Ей-то и доверила мать свое самое заветное. Я, желторотый несмышленыш, ничегошеньки не понял из материнского сокровенного. Теперь, вспоминая наши мытарства, я догадываюсь, что не дядя Семен явился причиной материных несчастий. Она никак не могла смириться с тем, что солнышко, которое выглянуло для нее с Николаевой любовью, закатилось и что вновь сгустились сумерки.

А ведь было, было же счастье! Подул ветер и унес его. Далеко ли? Нет, недалеко. Мать слышала его шаги, его дыхание и мучилась: вот же оно, ее счастье, совсем рядом. Но как увидеть его? Только бы разок взглянуть на него…

Меня же поразили тогда ее слова о конском волосе. Будто по ворожейному наущению отбился Коля и впился в нее этот самый волос, дошел до сердца и точит, гнетет ей душу — нет моченьки терпеть боле.

Как на самом деле могла мать объяснить, что Николай бросил ее, меня, Катю с Вовкой? Ведь все так ладно было.

Я до слез жалел мать и себя, представляя, как она умрет и как я останусь без нее. И мне хотелось, чтобы скорее приезжала Катя и вылечила маму от конского волоса — учительницы все могут.

Однако помаленьку в своих детских заботах я успокоился, тем более что мать видел все реже и реже.

Со своими двоюродными сестрами, Раей и Лидой, я день-деньской пропадал на Елабуге — загорел, исхудал как жиган. Один раз загляделся с мостка на чебачка, потянулся за ним — и в воду бултых. Хлебнул немного водицы и «л» хорошо стал выговаривать. А так ничего, не из пугливых оказался. Никому про нырянье свое не рассказал.

Только приплелась в тот же вечер ворожея Секлитинья к бабушке Лампее в дом, где я окончательно прописался, и стала всем подряд предсказывать судьбу. За меня взялась — вспыхнули подслеповатые глаза кошачьей зеленью. Едва не свернула мне голову, разглядывала затылок, перебирала пальцами завитки. Две макушки — будет две жены: вертун парень. Приподняла веки, заглянула в серые глазенки и сказала, что ждет меня погибель от воды — подальше от нее держаться надо.

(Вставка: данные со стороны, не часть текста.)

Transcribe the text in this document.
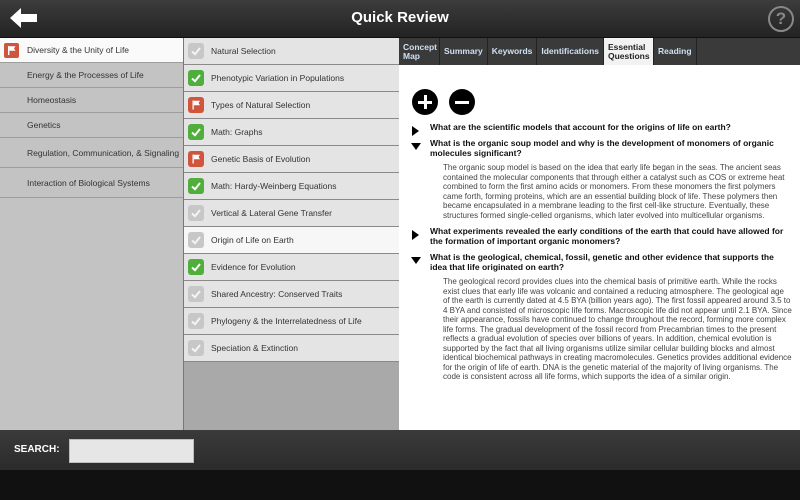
Quick Review	?
Diversity & the Unity of Life
Energy & the Processes of Life
Homeostasis
Genetics
Regulation, Communication, & Signaling
Interaction of Biological Systems
Natural Selection
Phenotypic Variation in Populations
Types of Natural Selection
Math: Graphs
Genetic Basis of Evolution
Math: Hardy-Weinberg Equations
Vertical & Lateral Gene Transfer
Origin of Life on Earth
Evidence for Evolution
Shared Ancestry: Conserved Traits
Phylogeny & the Interrelatedness of Life
Speciation & Extinction
Concept Map	Summary	Keywords	Identifications	Essential Questions Reading

What are the scientific models that account for the origins of life on earth?
What is the organic soup model and why is the development of monomers of organic molecules significant?
The organic soup model is based on the idea that early life began in the seas. The ancient seas contained the molecular components that through either a catalyst such as COS or extreme heat combined to form the first amino acids or monomers. From these monomers the first polymers came forth, forming proteins, which are an essential building block of life. These polymers then became encapsulated in a membrane leading to the first cell-like structure. Eventually, these structures formed single-celled organisms, which later evolved into multicellular organisms.
What experiments revealed the early conditions of the earth that could have allowed for the formation of important organic monomers?
What is the geological, chemical, fossil, genetic and other evidence that supports the idea that life originated on earth?
The geological record provides clues into the chemical basis of primitive earth. While the rocks exist clues that early life was volcanic and contained a reducing atmosphere. The geological age of the earth is currently dated at 4.5 BYA (billion years ago). The first fossil appeared around 3.5 to 4 BYA and consisted of microscopic life forms. Macroscopic life did not appear until 2.1 BYA. Since their appearance, fossils have continued to change throughout the record, forming more complex life forms. The gradual development of the fossil record from Precambrian times to the present reflects a gradual evolution of species over billions of years. In addition, chemical evolution is supported by the fact that all living organisms utilize similar cellular building blocks and almost identical biochemical pathways in creating macromolecules. Genetics provides additional evidence for the origin of life of earth. DNA is the genetic material of the majority of living organisms. The code is consistent across all life forms, which supports the idea of a similar origin.
SEARCH:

Проклятая колдунья! На целую неделю меня Елабуги лишили. Кое-как уломали сестренки старших. Помог дядя Сема. «Что, — говорит, — слушать старушечью дребедень. Не видите, что парнишка, как утенок, не может без воды?» Тогда-то и научили сестрицы меня плавать по-собачьи. В воде перебираю руками, бултыхаю ногами, что есть мочи — брызги столбом. Шум как от ишимского буксира.

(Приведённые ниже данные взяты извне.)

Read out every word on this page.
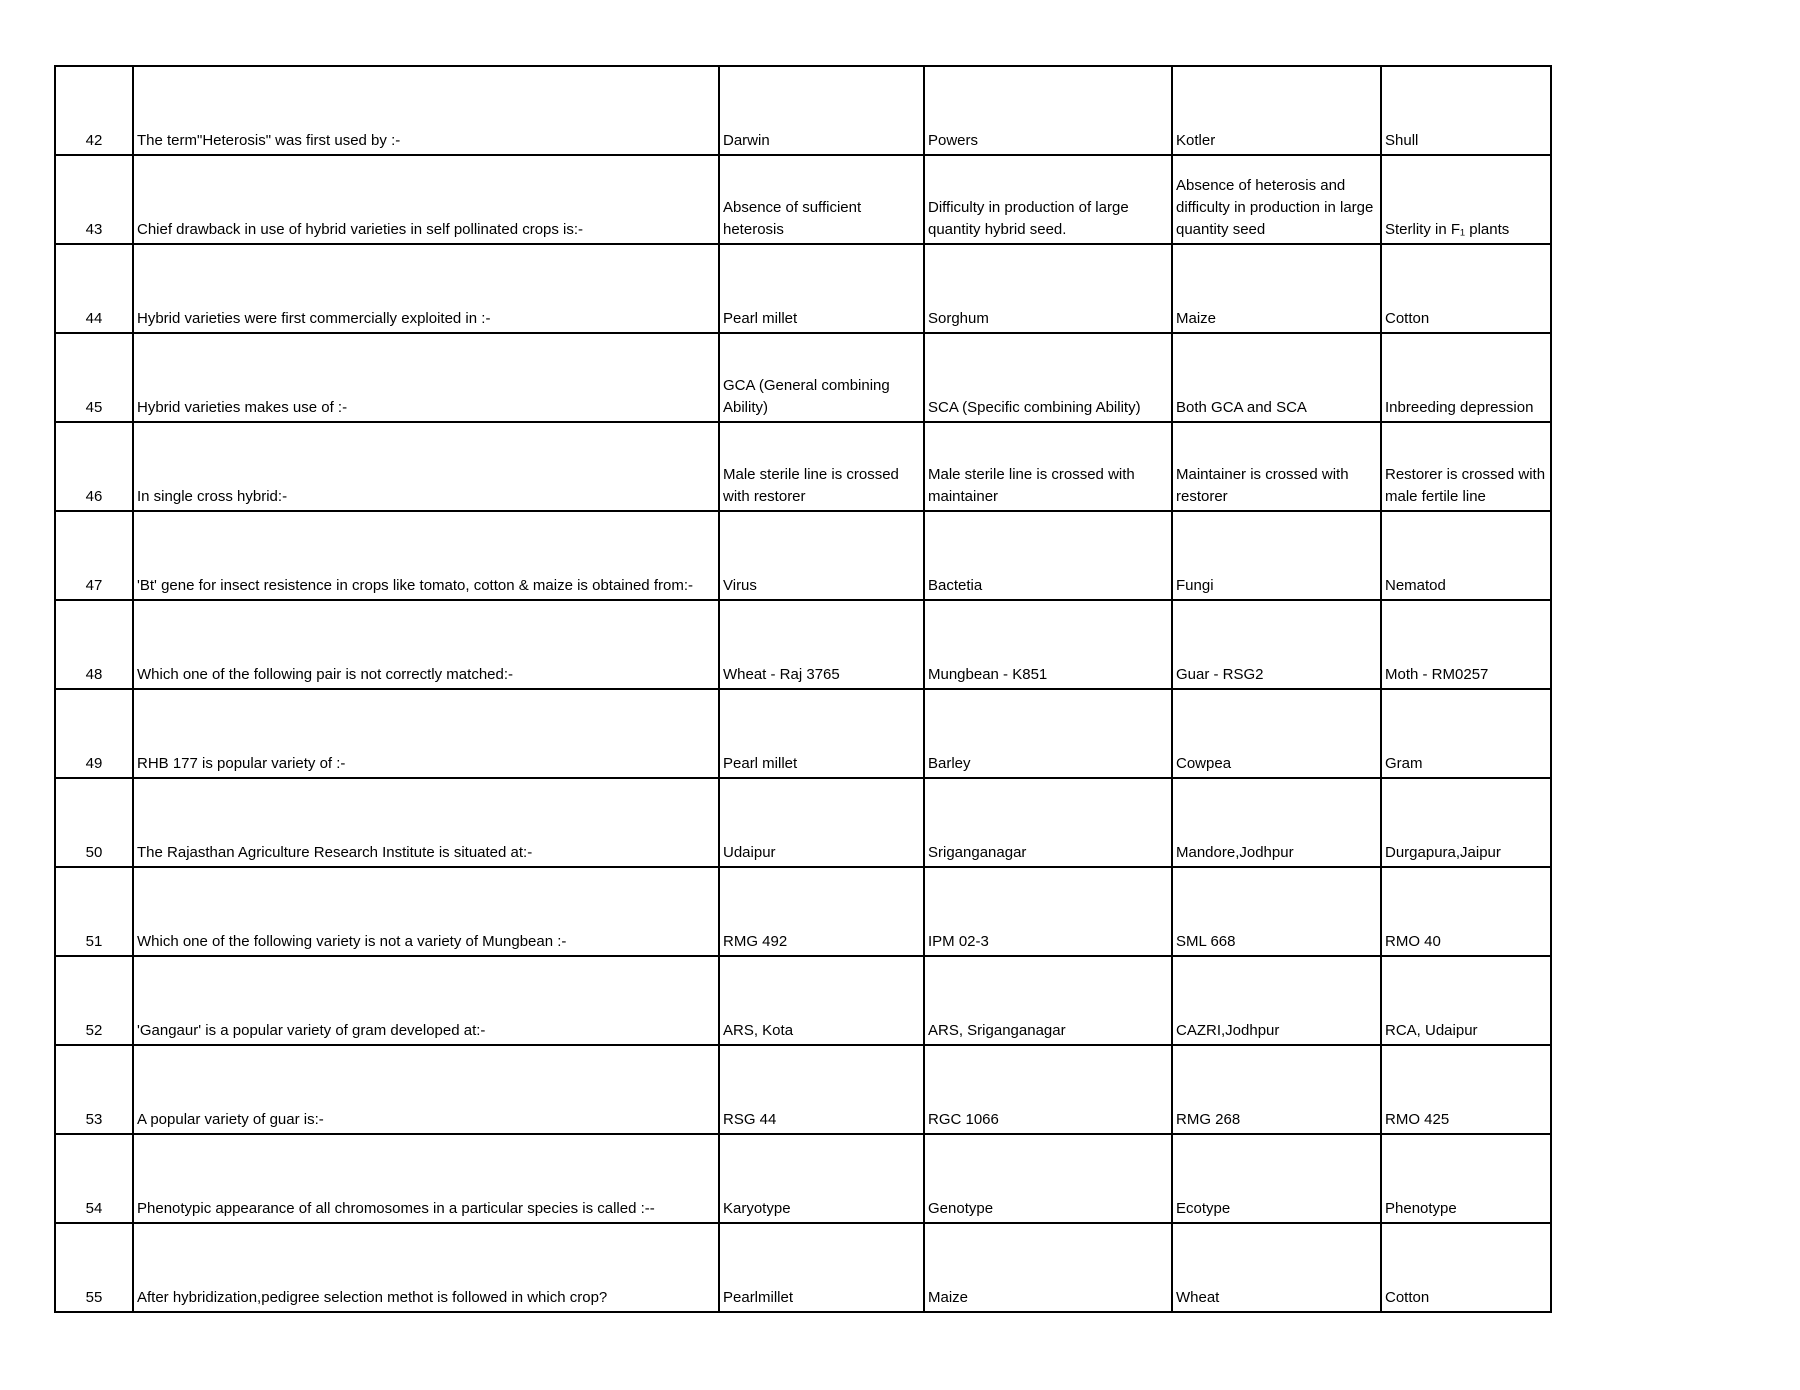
42	The term"Heterosis" was first used by :-	Darwin	Powers	Kotler	Shull
43	Chief drawback in use of hybrid varieties in self pollinated crops is:-	Absence of sufficient heterosis	Difficulty in production of large quantity hybrid seed.	Absence of heterosis and difficulty in production in large quantity seed	Sterlity in F₁ plants
44	Hybrid varieties were first commercially exploited in :-	Pearl millet	Sorghum	Maize	Cotton
45	Hybrid varieties makes use of :-	GCA (General combining Ability)	SCA (Specific combining Ability)	Both GCA and SCA	Inbreeding depression
46	In single cross hybrid:-	Male sterile line is crossed with restorer	Male sterile line is crossed with maintainer	Maintainer is crossed with restorer	Restorer is crossed with male fertile line
47	'Bt' gene for insect resistence in crops like tomato, cotton & maize is obtained from:-	Virus	Bactetia	Fungi	Nematod
48	Which one of the following pair is not correctly matched:-	Wheat - Raj 3765	Mungbean - K851	Guar - RSG2	Moth - RM0257
49	RHB 177 is popular variety of :-	Pearl millet	Barley	Cowpea	Gram
50	The Rajasthan Agriculture Research Institute is situated at:-	Udaipur	Sriganganagar	Mandore,Jodhpur	Durgapura,Jaipur
51	Which one of the following variety is not a variety of Mungbean :-	RMG 492	IPM 02-3	SML 668	RMO 40
52	'Gangaur' is a popular variety of gram developed at:-	ARS, Kota	ARS, Sriganganagar	CAZRI,Jodhpur	RCA, Udaipur
53	A popular variety of guar is:-	RSG 44	RGC 1066	RMG 268	RMO 425
54	Phenotypic appearance of all chromosomes in a particular species is called :--	Karyotype	Genotype	Ecotype	Phenotype
55	After hybridization,pedigree selection methot is followed in which crop?	Pearlmillet	Maize	Wheat	Cotton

Как-то под вечер Секлитинья пришла по воду. Согнала бесштанную команду с мостков, зачерпнула ведерко и зовет к себе ребятишек:

— Видите, конский волос плавает? Впивается он в людей, доходит до сердца и прокалывает сердечко-то. Бойтесь конского волоса. Редок он, да меток.

В золотящейся полоске воды под лучом солнца грелся, поблескивал черный волос. Ускользнул луч, погасла вода — заизвивался вдоль берега против течения конский волос.

В тот же день дядя Сема Секлитиньины бредни разоблачил: принес полную горсть этих червяков-волосатиков и сказал, что за страхами по пятам смерть ходит.

На другое утро я всех победил: первым плюхнулся в воду. А за мной, поеживаясь от страха, вошли остальные.

Как ни боялся я всякую водяную слизь, словил-таки волосатого червяка и, холодея от омерзительного озноба, принес его матери. Решительно разжав кулак, я показал ей ладошку с мертвым конским волосом и тоном разоблачителя заявил:

— Во, мам, конский волос. Сам поймал. А ты тете Груне говорила, что он в тебя впился.

— Впился, сынок, — запричитала мать, утирая фартуком слезы. — Болючей занозой во мне сидит. И ничем его не вытащишь. Может, Катя приедет, помогнет вынуть его, проклятого.

И тогда я своим детским умишком понял, что дело не в конском волосе, а в чем-то другом.